Opinion
No. A-6959.
Opinion Filed December 7, 1929.
1. Appeal and Error — Sufficiency of Evidence to Support Verdict. It is only where there is no substantial evidence to support the verdict that the appellate court will reverse a case on the ground of insufficient evidence.
2. Same — Harmless Error — Improper Argument. To warrant a reversal on account or argument of counsel for the state, such argument must be grossly improper and unwarranted and upon some point which injuriously affected the rights of a defendant.
Appeal from District Court, Woodward County; James B. Cullison, Judge.
D.M. Smith was convicted of driving an automobile while under the influence of intoxicating liquor, and he appeals. Affirmed.
L.F. Robertson, for plaintiff in error.
Edwin Dabney, Atty. Gen., and Smith C. Matson, Atty. Gen., for the State.
The plaintiff in error, hereinafter called defendant, was convicted in the district court of Woodward county on a charge of driving an automobile while under the influence of intoxicating liquor, and was sentenced to serve a term of one year in the state penitentiary.

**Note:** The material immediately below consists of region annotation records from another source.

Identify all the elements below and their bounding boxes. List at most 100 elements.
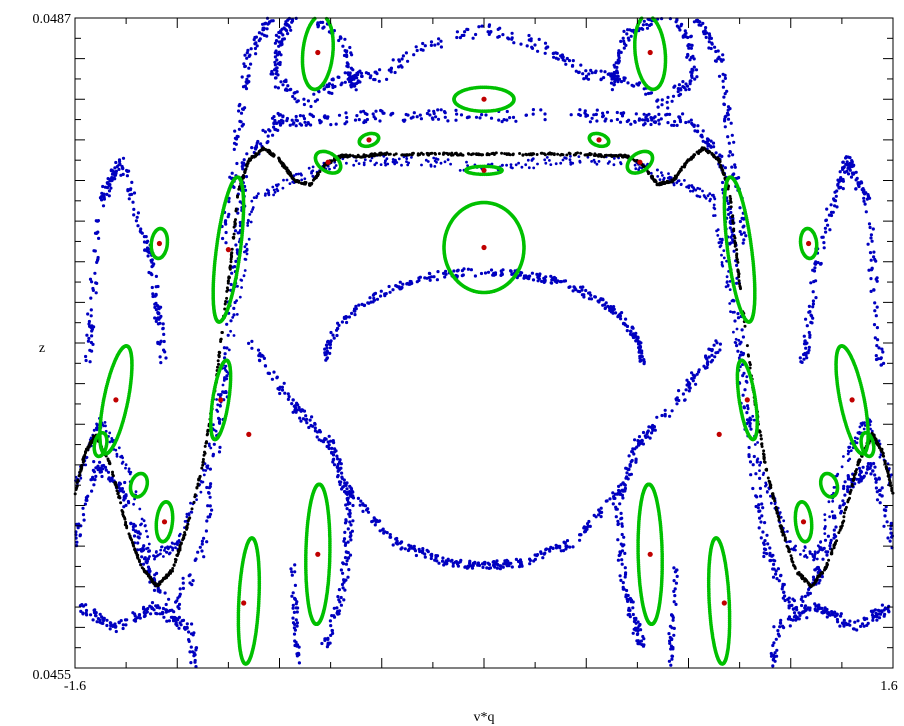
chaotic-point: [621, 496, 625, 500]
chaotic-point: [142, 544, 146, 548]
chaotic-point: [153, 557, 156, 561]
chaotic-point: [808, 591, 813, 596]
chaotic-point: [578, 160, 582, 164]
chaotic-point: [429, 275, 434, 279]
chaotic-point: [206, 504, 210, 508]
chaotic-point: [354, 159, 358, 163]
chaotic-point: [212, 428, 216, 432]
chaotic-point: [714, 49, 718, 54]
chaotic-point: [685, 84, 690, 88]
chaotic-point: [645, 22, 649, 27]
chaotic-point: [671, 94, 676, 98]
chaotic-point: [419, 117, 423, 121]
chaotic-point: [429, 164, 433, 168]
chaotic-point: [132, 502, 136, 506]
chaotic-point: [848, 168, 852, 172]
chaotic-point: [250, 146, 254, 150]
chaotic-point: [681, 80, 685, 84]
chaotic-point: [875, 618, 879, 622]
chaotic-point: [631, 447, 635, 451]
chaotic-point: [742, 231, 746, 235]
chaotic-point: [107, 189, 112, 193]
chaotic-point: [880, 347, 884, 351]
chaotic-point: [374, 109, 378, 113]
chaotic-point: [239, 120, 243, 124]
chaotic-point: [135, 215, 139, 219]
chaotic-point: [94, 219, 98, 223]
chaotic-point: [297, 661, 301, 665]
chaotic-point: [86, 494, 90, 498]
chaotic-point: [537, 277, 542, 281]
chaotic-point: [638, 359, 642, 363]
chaotic-point: [838, 624, 842, 628]
chaotic-point: [537, 37, 541, 42]
chaotic-point: [622, 46, 626, 50]
chaotic-point: [323, 437, 327, 441]
chaotic-point: [813, 266, 817, 270]
chaotic-point: [856, 619, 860, 623]
chaotic-point: [271, 185, 275, 189]
chaotic-point: [608, 308, 613, 312]
chaotic-point: [326, 636, 330, 640]
chaotic-point: [578, 108, 582, 112]
chaotic-point: [781, 624, 785, 628]
chaotic-point: [234, 259, 238, 263]
chaotic-point: [518, 273, 523, 277]
chaotic-point: [509, 561, 513, 565]
chaotic-point: [541, 556, 545, 560]
chaotic-point: [706, 194, 710, 198]
chaotic-point: [548, 549, 552, 553]
chaotic-point: [418, 113, 422, 117]
chaotic-point: [288, 25, 292, 29]
chaotic-point: [114, 624, 118, 629]
chaotic-point: [823, 226, 828, 230]
chaotic-point: [673, 587, 677, 591]
chaotic-point: [802, 549, 806, 552]
chaotic-point: [272, 122, 276, 126]
chaotic-point: [502, 562, 506, 566]
chaotic-point: [726, 208, 730, 212]
invariant-curve-point: [827, 558, 831, 562]
chaotic-point: [823, 538, 828, 542]
chaotic-point: [245, 247, 249, 251]
chaotic-point: [592, 158, 596, 162]
chaotic-point: [665, 100, 669, 104]
chaotic-point: [247, 237, 251, 241]
chaotic-point: [853, 482, 857, 486]
chaotic-point: [361, 109, 366, 113]
chaotic-point: [670, 99, 674, 103]
chaotic-point: [84, 358, 88, 363]
chaotic-point: [208, 512, 213, 516]
chaotic-point: [332, 615, 337, 619]
chaotic-point: [563, 59, 567, 63]
chaotic-point: [221, 390, 225, 394]
chaotic-point: [576, 289, 580, 293]
chaotic-point: [814, 279, 818, 283]
chaotic-point: [229, 329, 233, 333]
chaotic-point: [800, 360, 804, 364]
chaotic-point: [535, 554, 539, 558]
chaotic-point: [156, 322, 160, 326]
chaotic-point: [746, 407, 750, 411]
chaotic-point: [414, 553, 418, 558]
chaotic-point: [873, 309, 877, 313]
chaotic-point: [143, 614, 147, 618]
chaotic-point: [661, 174, 664, 177]
chaotic-point: [274, 33, 278, 38]
chaotic-point: [681, 35, 685, 39]
chaotic-point: [761, 473, 765, 476]
chaotic-point: [356, 496, 360, 500]
chaotic-point: [352, 163, 356, 167]
chaotic-point: [132, 191, 137, 195]
chaotic-point: [696, 18, 700, 22]
chaotic-point: [616, 519, 620, 523]
chaotic-point: [543, 118, 547, 122]
chaotic-point: [618, 502, 622, 506]
chaotic-point: [771, 558, 776, 562]
chaotic-point: [568, 545, 572, 549]
chaotic-point: [253, 46, 257, 51]
chaotic-point: [666, 106, 670, 110]
chaotic-point: [339, 462, 343, 466]
chaotic-point: [300, 173, 303, 177]
chaotic-point: [674, 581, 679, 585]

The record discloses that, at the time charged, the defendant, while operating an automobile, had a collision with another car, and in some 20 or 30 minutes was arrested as being under the influence of intoxicating liquor at the time of the collision.
It is first argued that the evidence is not sufficient to sustain the judgment. This contention is untenable. Several witnesses testified that defendant was intoxicated; that he staggered, was unable to walk straight, and, when taken to the jail, created a disturbance. Defendant testified that immediately after the collision one of the parties in the car with him informed him that he had a pint of liquor, and that they stepped behind a building and defendant drank about two-thirds of it, and that it was the effect of this whisky that was observed by the witnesses. This presents a question of fact which the jury had decided adversely to defendant. The evidence of the state preponderates decidedly. Following the well-settled rule, the verdict of the jury on this point will not be disturbed. Parks v. State, 18 Okla. Cr. 277, 194 P. 281; Underwood v. State, 36 Okla. Cr. 21, 251 P. 508; Mayse v. State, 38 Okla. Cr. 144, 259 P. 277.
The only other question argued is that the county attorney was guilty of misconduct in his argument to the jury. Several objections were made by counsel for defendant during the closing argument of the county attorney. The court ruled correctly on these objections, in some instances sustaining and in some overruling them. We find nothing inflammatory in the argument which was calculated to prejudicially affect the verdict. Spann v. State, 19 Okla. Cr. 9, 197 P. 531; Tapedo v. State, 34 Okla. Cr. 165, 245 P. 897.
The case is affirmed.
DAVENPORT, J., concurs.
CHAPPELL, J., absent, not participating.